Sous la direction de Christophe Boutin, Jean-Yves de Cara & Charles Saint-Prot. Éditions Karthala, collection Études géopolitiques. Avec des contributions de : Emilio Dabed, Michel Degoffe, Michel de Guillenchmidt, Alain Laquièze, Philippe Lauvaux, Frédéric Pons, Michel Raimbaud, Thierry Rambaud, Frédéric Rouvillois.

Après la phase d’agitation que certains ont cru pouvoir appeler « printemps arabe » à partir de 2011, cet ouvrage propose  un état des lieux et une réflexion sur les évolutions  ou les non-évolutions de chacun des 22 États membres de la Ligue arabe.

Christophe Boutin est professeur de droit public à l’Université de Caen, directeur des programmes de l’Observatoire d’Études géopolitiques (OEG) ; Jean-Yves de Cara est professeur de droit international à l’Université Paris Descartes-Sorbonne Paris Cité et à Sciences Po. et animateur de l’axe Monde arabe au Centre Maurice Hauriou ; Charles Saint-Prot est directeur général de l’Observatoire d’Études géopolitiques  et spécialiste du monde arabo-musulman au Centre Maurice Hauriou de l’Université Paris Descartes-Sorbonne Paris Cité.
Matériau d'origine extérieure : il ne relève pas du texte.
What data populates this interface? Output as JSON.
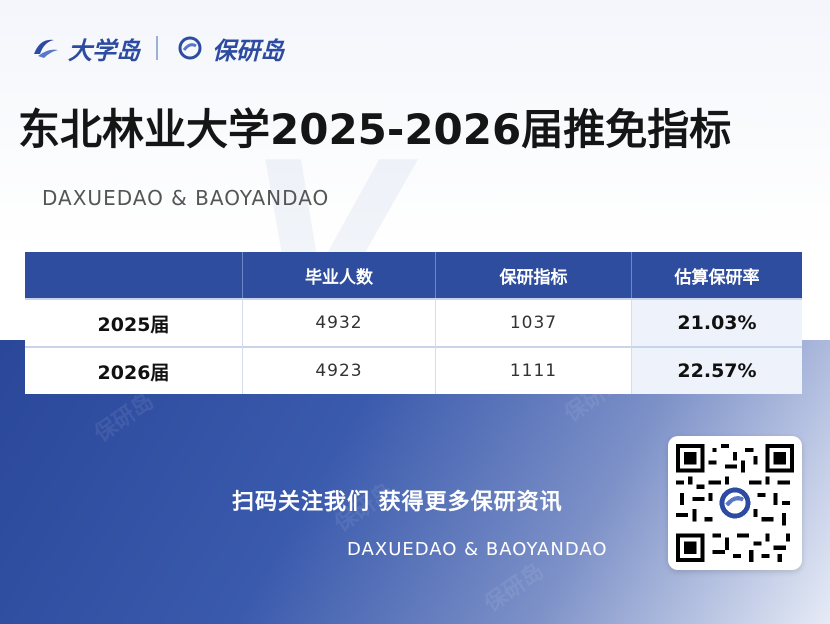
{
  "brand": {
    "logo1_text": "大学岛",
    "logo2_text": "保研岛"
  },
  "title": "东北林业大学2025-2026届推免指标",
  "subtitle": "DAXUEDAO & BAOYANDAO",
  "table": {
    "headers": [
      "",
      "毕业人数",
      "保研指标",
      "估算保研率"
    ],
    "rows": [
      {
        "year": "2025届",
        "graduates": "4932",
        "quota": "1037",
        "rate": "21.03%"
      },
      {
        "year": "2026届",
        "graduates": "4923",
        "quota": "1111",
        "rate": "22.57%"
      }
    ]
  },
  "footer": {
    "cta": "扫码关注我们 获得更多保研资讯",
    "sub": "DAXUEDAO & BAOYANDAO"
  },
  "watermark_text": "保研岛",
  "colors": {
    "brand_blue": "#2f4d9e",
    "title_text": "#151515"
  },
  "icons": [
    "daxuedao-logo-icon",
    "baoyandao-logo-icon",
    "qr-code"
  ]
}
Depuis 2011, du Maghreb au Golfe arabe, peu de pays ont échappé à des évolutions qui ont souvent conduit à des bouleversements juridiques, notamment constitutionnels. Au regard des enjeux posés par ces évolutions, l’optique d’un ouvrage consacré aux constitutions de ces pays ne pouvait être strictement juridique, l’approche devant embrasser les champs plus vastes de la géopolitique

Le présent ouvrage propose donc un état des lieux et une réflexion sur les évolutions (ou les non-évolutions) de chacun des 22 États membres de la Ligue arabe. Au rappel des principales dispositions constitutionnelles s’ajoutent une présentation du cadre politique, une analyse de la pratique institutionnelle et un bilan des avancées ou des blocages que l’on peut constater, voire, dans certains pays, des situations de crise conduisant à bafouer l’État de droit ou à le caricaturer. Par ailleurs, la réflexion porte sur les questions récurrentes des libertés fondamentales, de la place de la religion ou de la condition de la femme.